A few weeks ago, I was talking about the motivations of crowdsourcing workers with Judd, who has already done a ton of great work looking at motivations for participation across a wide range of online environments. He is a recent Ph.D. from the UC Berkeley School of Information and just joined Yahoo! Research as a social psychologist and research scientist in the Internet Experiences Group, so it was no surprise that he had a great idea about how to design an experiment to better understand crowdsourcing.
The most straightforward way to ask crowdsourcing workers why they do what they do is with a survey (e.g., Panos Ipeirotis’ fascinating recent informal survey of MTurk workers.) However, you also might recall from one or two of my previous posts that I tend not to take survey results at face value.
Judd’s “list experiment” presents the subjects of a study with a list of several motivations and asks them to provide a count of the number of items in the list they agree with (rather than posing yes/no questions or checkboxes).
Here’s what that looked like once Judd had it set up in Crowdflower:
We presented experimental treatment groups with four other permutations of the same list — each one missing one of the items — and aggregated the results across every group.

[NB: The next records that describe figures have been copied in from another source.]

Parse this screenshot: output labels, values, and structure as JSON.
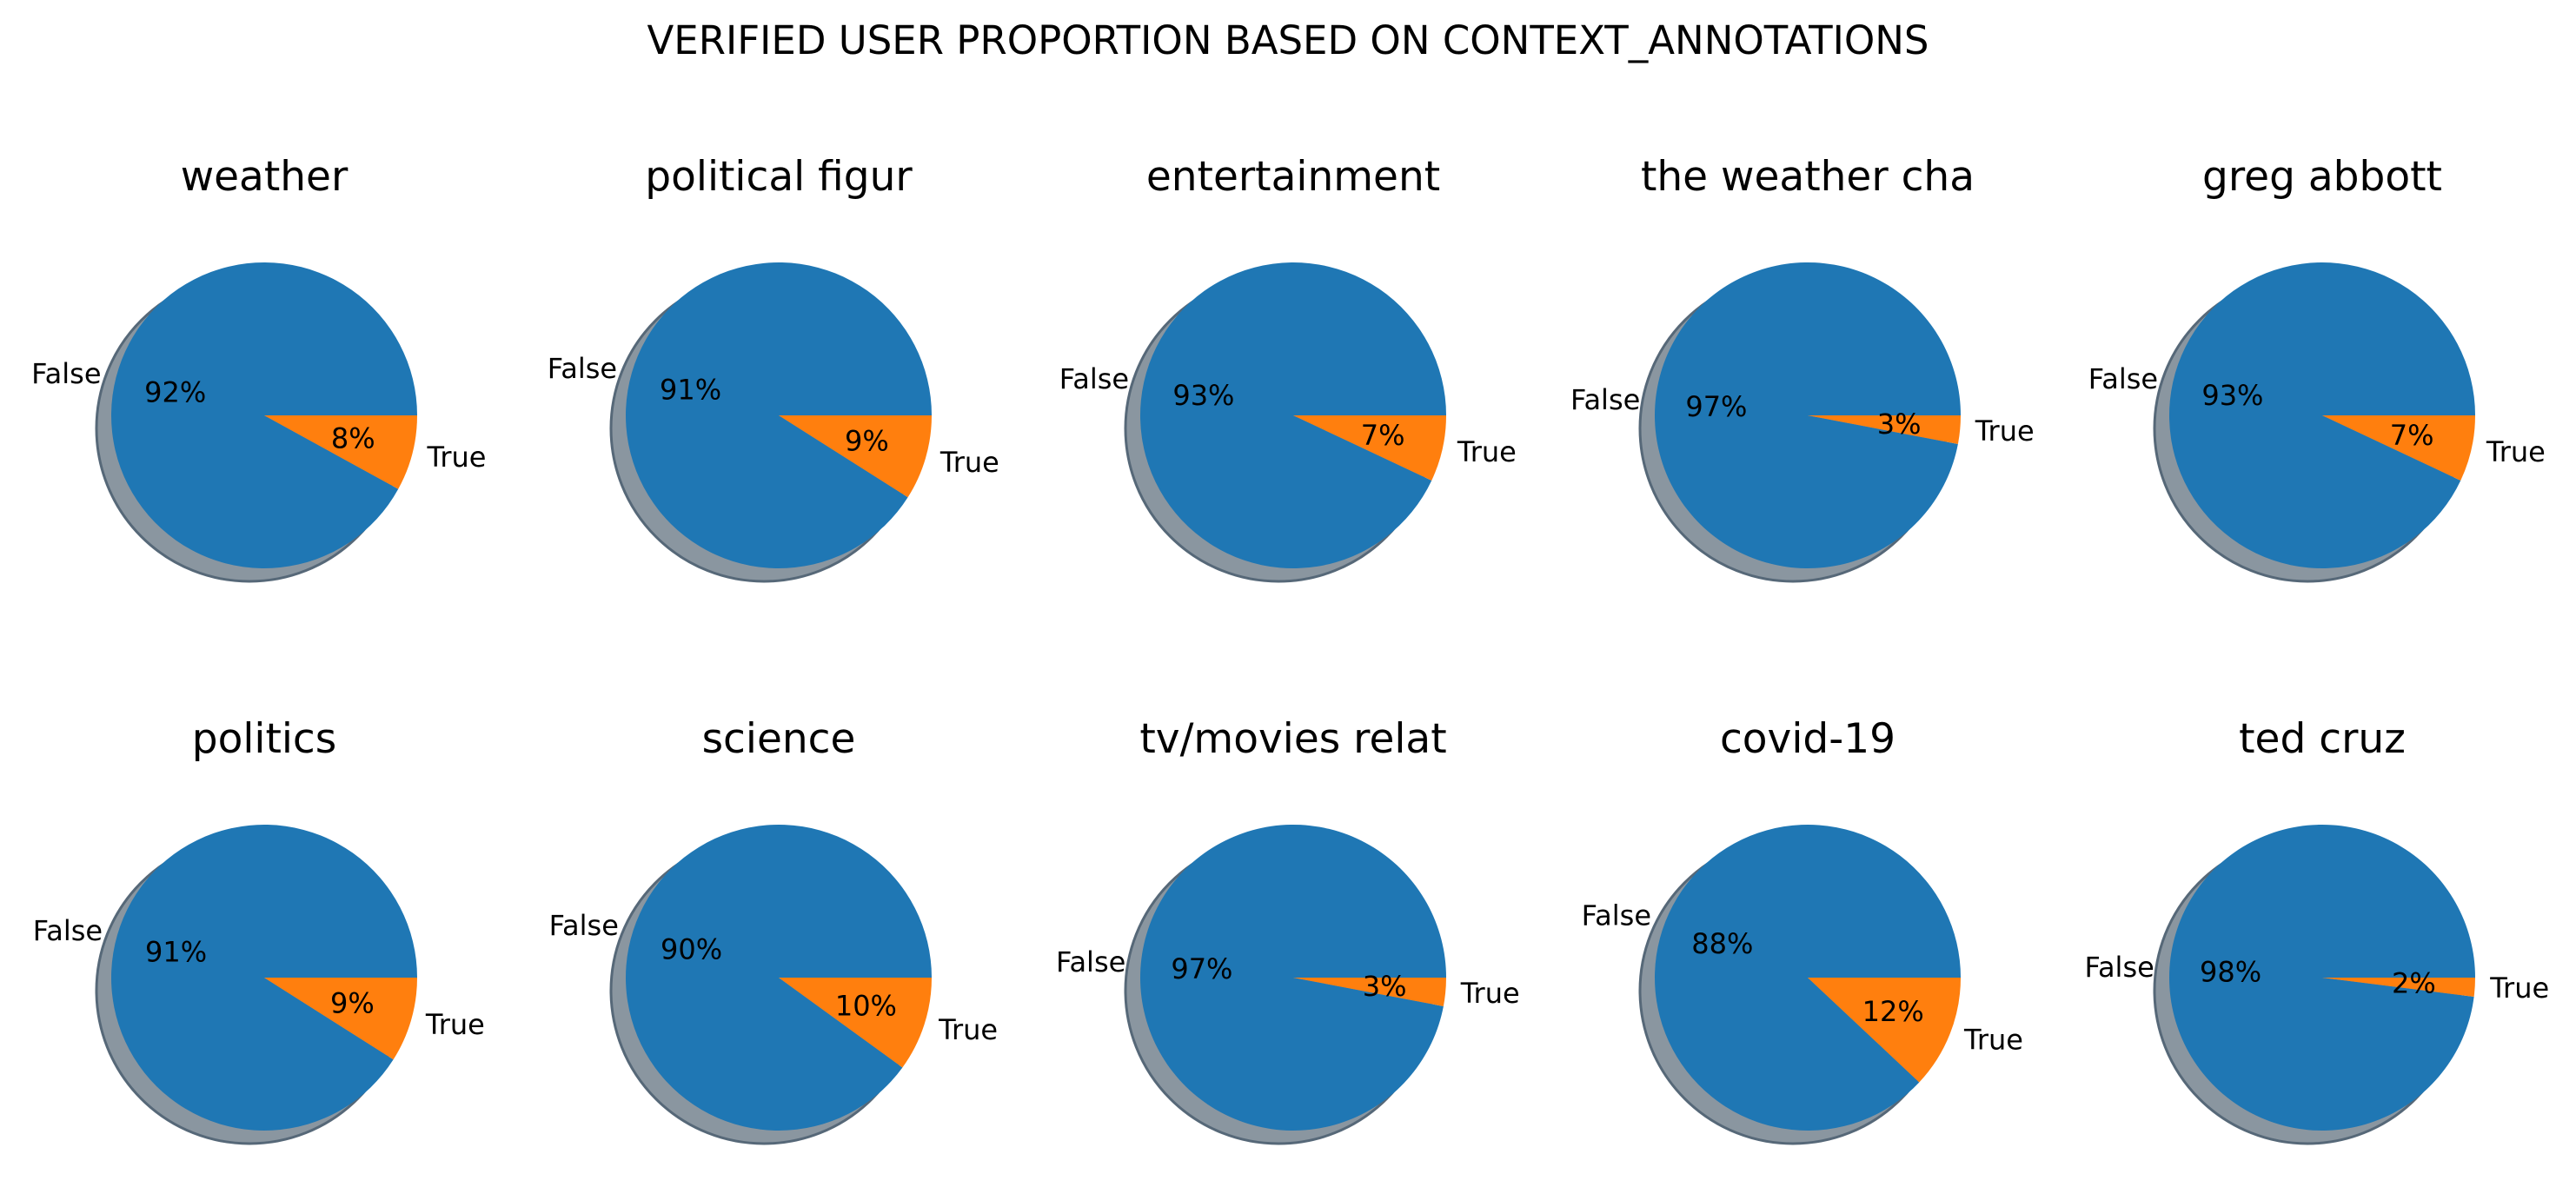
{
  "figure": {
    "title": "VERIFIED USER PROPORTION BASED ON CONTEXT_ANNOTATIONS"
  },
  "colors": {
    "false_slice": "#1f77b4",
    "true_slice": "#ff7f0e",
    "shadow": "#8a96a0",
    "shadow_edge": "#566878"
  },
  "chart_data": [
    {
      "type": "pie",
      "title": "weather",
      "labels": [
        "False",
        "True"
      ],
      "values": [
        92,
        8
      ],
      "pct_labels": [
        "92%",
        "8%"
      ],
      "shadow": true,
      "startangle": 0
    },
    {
      "type": "pie",
      "title": "political figur",
      "labels": [
        "False",
        "True"
      ],
      "values": [
        91,
        9
      ],
      "pct_labels": [
        "91%",
        "9%"
      ],
      "shadow": true,
      "startangle": 0
    },
    {
      "type": "pie",
      "title": "entertainment",
      "labels": [
        "False",
        "True"
      ],
      "values": [
        93,
        7
      ],
      "pct_labels": [
        "93%",
        "7%"
      ],
      "shadow": true,
      "startangle": 0
    },
    {
      "type": "pie",
      "title": "the weather cha",
      "labels": [
        "False",
        "True"
      ],
      "values": [
        97,
        3
      ],
      "pct_labels": [
        "97%",
        "3%"
      ],
      "shadow": true,
      "startangle": 0
    },
    {
      "type": "pie",
      "title": "greg abbott",
      "labels": [
        "False",
        "True"
      ],
      "values": [
        93,
        7
      ],
      "pct_labels": [
        "93%",
        "7%"
      ],
      "shadow": true,
      "startangle": 0
    },
    {
      "type": "pie",
      "title": "politics",
      "labels": [
        "False",
        "True"
      ],
      "values": [
        91,
        9
      ],
      "pct_labels": [
        "91%",
        "9%"
      ],
      "shadow": true,
      "startangle": 0
    },
    {
      "type": "pie",
      "title": "science",
      "labels": [
        "False",
        "True"
      ],
      "values": [
        90,
        10
      ],
      "pct_labels": [
        "90%",
        "10%"
      ],
      "shadow": true,
      "startangle": 0
    },
    {
      "type": "pie",
      "title": "tv/movies relat",
      "labels": [
        "False",
        "True"
      ],
      "values": [
        97,
        3
      ],
      "pct_labels": [
        "97%",
        "3%"
      ],
      "shadow": true,
      "startangle": 0
    },
    {
      "type": "pie",
      "title": "covid-19",
      "labels": [
        "False",
        "True"
      ],
      "values": [
        88,
        12
      ],
      "pct_labels": [
        "88%",
        "12%"
      ],
      "shadow": true,
      "startangle": 0
    },
    {
      "type": "pie",
      "title": "ted cruz",
      "labels": [
        "False",
        "True"
      ],
      "values": [
        98,
        2
      ],
      "pct_labels": [
        "98%",
        "2%"
      ],
      "shadow": true,
      "startangle": 0
    }
  ]
}
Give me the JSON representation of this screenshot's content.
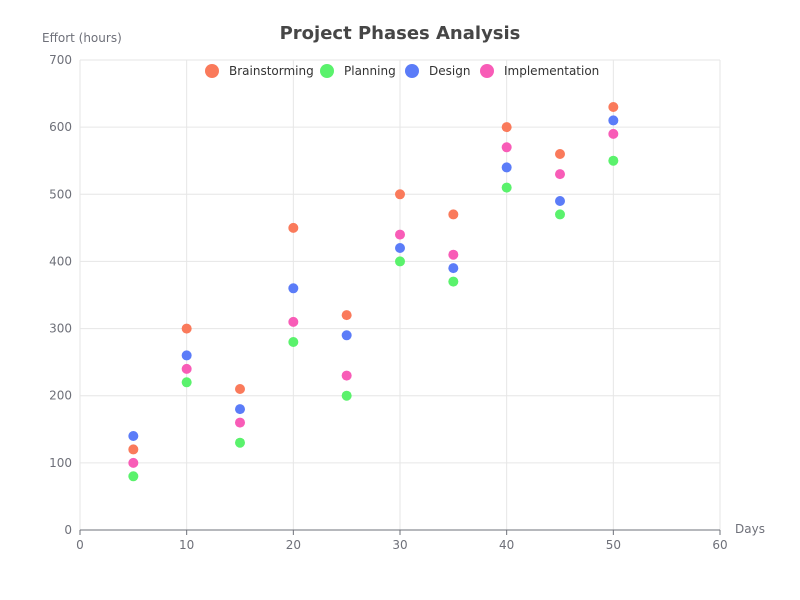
{
  "chart_data": {
    "type": "scatter",
    "title": "Project Phases Analysis",
    "xlabel": "Days",
    "ylabel": "Effort (hours)",
    "xlim": [
      0,
      60
    ],
    "ylim": [
      0,
      700
    ],
    "x_ticks": [
      0,
      10,
      20,
      30,
      40,
      50,
      60
    ],
    "y_ticks": [
      0,
      100,
      200,
      300,
      400,
      500,
      600,
      700
    ],
    "grid": true,
    "legend_position": "top-center",
    "series": [
      {
        "name": "Brainstorming",
        "color": "#fa7a5b",
        "points": [
          [
            5,
            120
          ],
          [
            10,
            300
          ],
          [
            15,
            210
          ],
          [
            20,
            450
          ],
          [
            25,
            320
          ],
          [
            30,
            500
          ],
          [
            35,
            470
          ],
          [
            40,
            600
          ],
          [
            45,
            560
          ],
          [
            50,
            630
          ]
        ]
      },
      {
        "name": "Planning",
        "color": "#5af26c",
        "points": [
          [
            5,
            80
          ],
          [
            10,
            220
          ],
          [
            15,
            130
          ],
          [
            20,
            280
          ],
          [
            25,
            200
          ],
          [
            30,
            400
          ],
          [
            35,
            370
          ],
          [
            40,
            510
          ],
          [
            45,
            470
          ],
          [
            50,
            550
          ]
        ]
      },
      {
        "name": "Design",
        "color": "#5b7cf8",
        "points": [
          [
            5,
            140
          ],
          [
            10,
            260
          ],
          [
            15,
            180
          ],
          [
            20,
            360
          ],
          [
            25,
            290
          ],
          [
            30,
            420
          ],
          [
            35,
            390
          ],
          [
            40,
            540
          ],
          [
            45,
            490
          ],
          [
            50,
            610
          ]
        ]
      },
      {
        "name": "Implementation",
        "color": "#f85cb7",
        "points": [
          [
            5,
            100
          ],
          [
            10,
            240
          ],
          [
            15,
            160
          ],
          [
            20,
            310
          ],
          [
            25,
            230
          ],
          [
            30,
            440
          ],
          [
            35,
            410
          ],
          [
            40,
            570
          ],
          [
            45,
            530
          ],
          [
            50,
            590
          ]
        ]
      }
    ]
  }
}
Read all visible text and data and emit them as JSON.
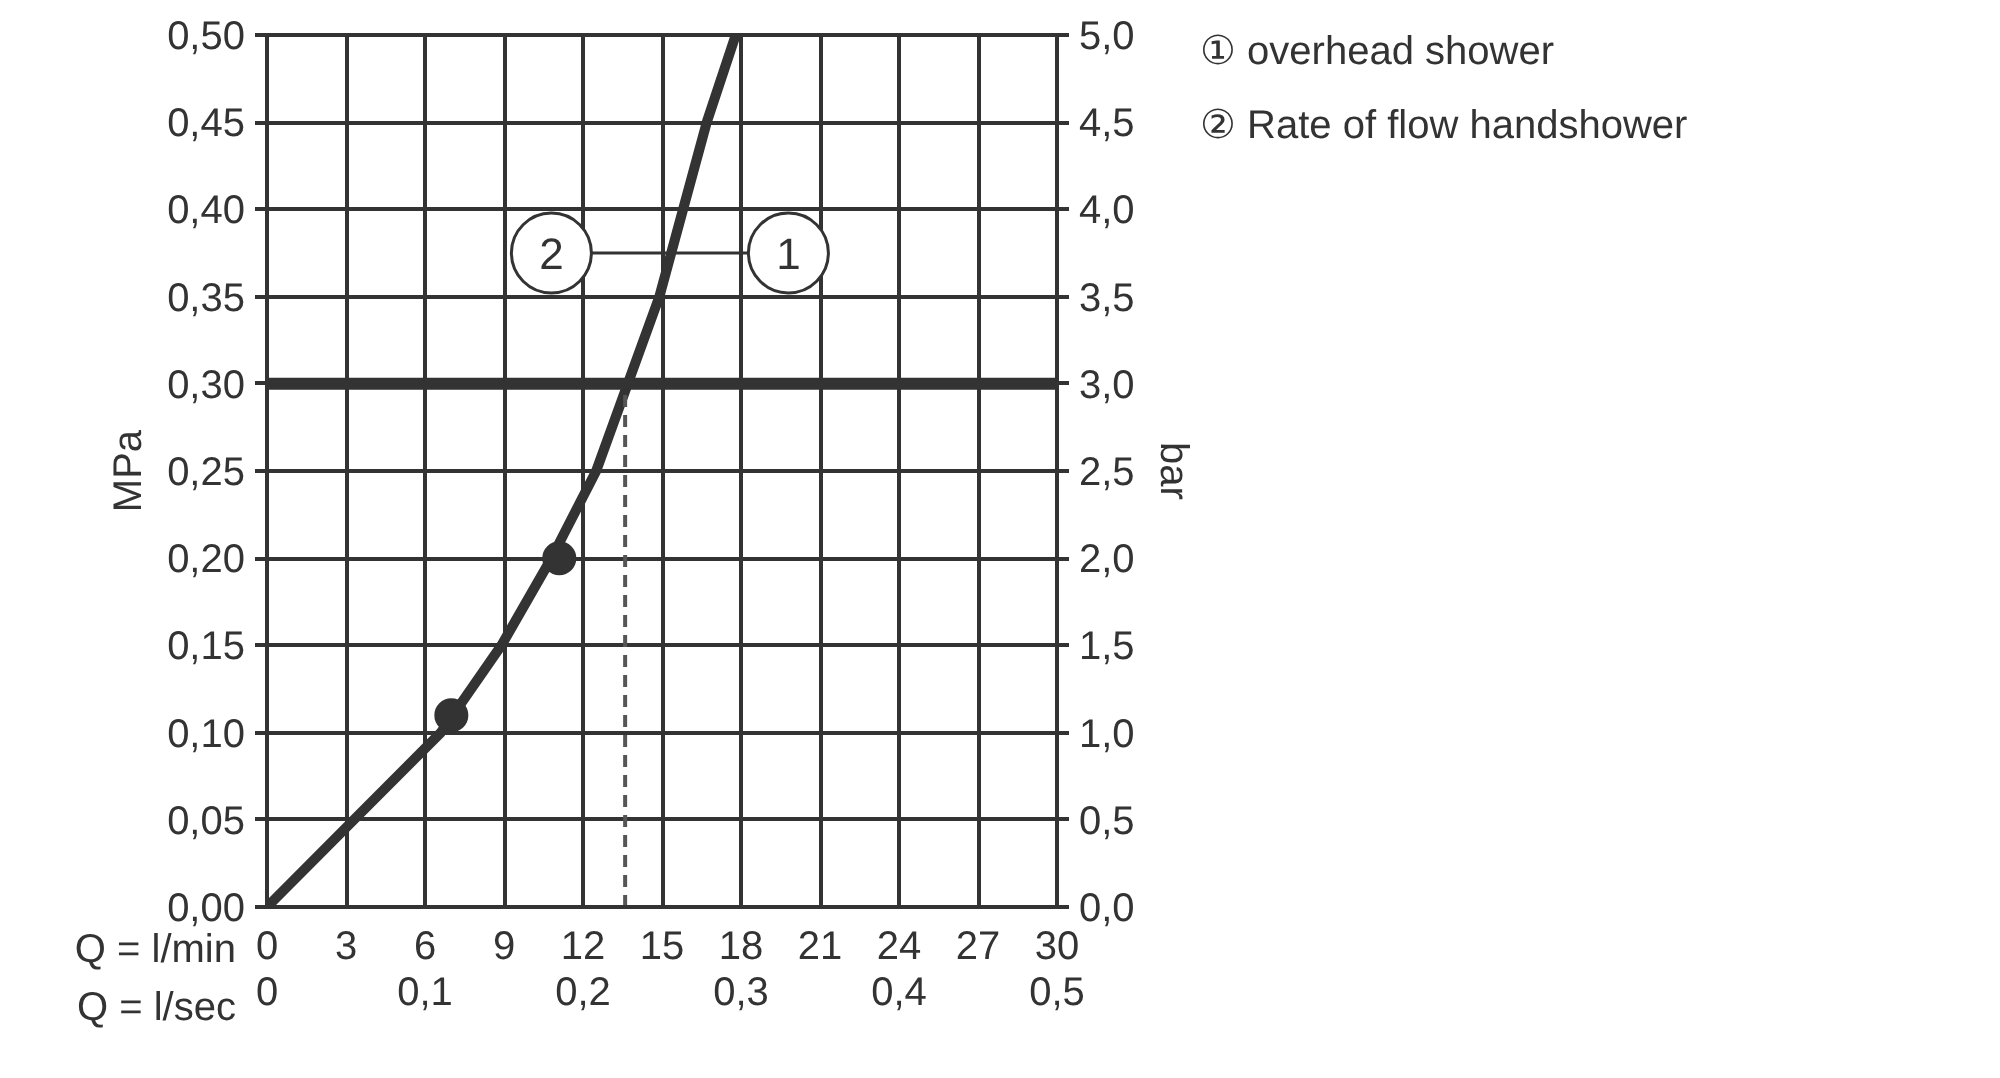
{
  "chart_data": {
    "type": "line",
    "xlabel": "Q = l/min",
    "ylabel": "MPa",
    "y2label": "bar",
    "x2label": "Q = l/sec",
    "xlim": [
      0,
      30
    ],
    "xticks": [
      0,
      3,
      6,
      9,
      12,
      15,
      18,
      21,
      24,
      27,
      30
    ],
    "ylim": [
      0,
      0.5
    ],
    "yticks": [
      {
        "value": 0,
        "label": "0,00"
      },
      {
        "value": 0.05,
        "label": "0,05"
      },
      {
        "value": 0.1,
        "label": "0,10"
      },
      {
        "value": 0.15,
        "label": "0,15"
      },
      {
        "value": 0.2,
        "label": "0,20"
      },
      {
        "value": 0.25,
        "label": "0,25"
      },
      {
        "value": 0.3,
        "label": "0,30"
      },
      {
        "value": 0.35,
        "label": "0,35"
      },
      {
        "value": 0.4,
        "label": "0,40"
      },
      {
        "value": 0.45,
        "label": "0,45"
      },
      {
        "value": 0.5,
        "label": "0,50"
      }
    ],
    "y2lim": [
      0,
      5
    ],
    "y2ticks": [
      {
        "value": 0,
        "label": "0,0"
      },
      {
        "value": 0.5,
        "label": "0,5"
      },
      {
        "value": 1,
        "label": "1,0"
      },
      {
        "value": 1.5,
        "label": "1,5"
      },
      {
        "value": 2,
        "label": "2,0"
      },
      {
        "value": 2.5,
        "label": "2,5"
      },
      {
        "value": 3,
        "label": "3,0"
      },
      {
        "value": 3.5,
        "label": "3,5"
      },
      {
        "value": 4,
        "label": "4,0"
      },
      {
        "value": 4.5,
        "label": "4,5"
      },
      {
        "value": 5,
        "label": "5,0"
      }
    ],
    "x2lim": [
      0,
      0.5
    ],
    "x2ticks": [
      0,
      {
        "value": 0.1,
        "label": "0,1"
      },
      {
        "value": 0.2,
        "label": "0,2"
      },
      {
        "value": 0.3,
        "label": "0,3"
      },
      {
        "value": 0.4,
        "label": "0,4"
      },
      {
        "value": 0.5,
        "label": "0,5"
      }
    ],
    "grid": true,
    "series": [
      {
        "color": "#333333",
        "x": [
          0,
          3.3,
          6.6,
          8.9,
          10.8,
          12.5,
          13.7,
          14.9,
          15.8,
          16.7,
          17.8
        ],
        "values": [
          0,
          0.05,
          0.1,
          0.15,
          0.2,
          0.25,
          0.3,
          0.35,
          0.4,
          0.45,
          0.5
        ]
      },
      {
        "type": "scatter",
        "color": "#333333",
        "marker": "circle",
        "x": [
          7.0,
          11.1
        ],
        "values": [
          0.11,
          0.2
        ]
      },
      {
        "type": "line",
        "color": "#555555",
        "line_style": "dashed",
        "x": [
          13.6,
          13.6
        ],
        "values": [
          0,
          0.3
        ]
      }
    ],
    "ref_lines": [
      {
        "axis": "y",
        "value": 0.3,
        "color": "#333333"
      }
    ],
    "annotations": [
      {
        "text": "2",
        "x": 10.8,
        "y": 0.375
      },
      {
        "text": "1",
        "x": 19.8,
        "y": 0.375
      },
      "① overhead shower",
      "② Rate of flow handshower"
    ]
  }
}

This allowed us to estimate the proportion of respondents choosing each item in the list.
The advantage of the list experiment over the traditional survey format is that it doesn’t require anybody to explicitly say, “I crowdsource because it gives me a sense of purpose.” Indeed, it perfectly preserves the anonymity of individual user preferences, since the results that we generate are estimates based on summaries of behavior across the different treatment groups. The questions are less obtrusive and there’s no pressure to hide your true sentiments or conform to the expectations of others. List experiments are thus amazing tools to examine preferences that may be controversial or otherwise influenced by social pressures in some way.
Judd and I designed a pilot experiment with the list above and administered it to MTurk workers through Crowdflower. For the sake of comparison, we also included a control condition that asked Turkers the same questions in traditional, agreement-style survey form. To simplify things, we limited the responses to US workers only.
Comparing the results from the survey condition and the list experiment revealed some mind-blowing differences:
Note the discrepancy between some of the paired bars. Whereas 97% of the Turkers in the control group agreed with the statement “I am motivated to do HITs on Mechanical Turk to make extra money,” just 60% of the Turkers in the list experiment condition expressed the same preference.
Similarly, check out the difference between the agreement-style questions and list experiment results in the “for fun” category. Again, agreement statements elicit over-reporting when compared with the list experiment (although this time to a less extreme degree).
Our preliminary conclusions from this pilot study? The ideas of crowdsourcing for money and crowdsourcing for fun sound better than they actually are.
Another, slightly more science-y way to put this is that the workers in our study over-report the extent to which they are motivated by money and fun in response to agreement statements versus a list experiment, suggesting that they perceive these two factors to be socially desirable.
Understanding the cause of this social desirability bias as well as its implications for crowdsourcing across different environments will require further research. In other contexts, social desirability bias (a.k.a. “the Broadus effect”, if you read the amazing Nate Silver) has played a role in everything from elections to educational attainment. There’s no reason to believe it doesn’t affect the way people work and participate in various online environments as well.
Perhaps most interesting of all, our findings here further complicate the growing debate over how paid crowdsourcing ought to be understood and (potentially) regulated. If a substantial proportion of workers aren’t actually on MTurk for the money, does that support the claim that we should regulate crowdsourcing along the same lines that we regulate other post-industrial sectors?
These are big questions that we should continue to probe through future studies and discussion. In the meantime, Judd and I re-ran our list experiment with a few minor adjustments and a much bigger sample. We’re in the process of writing up this larger version of the study for a conference submission and will post the full paper here as soon as we can.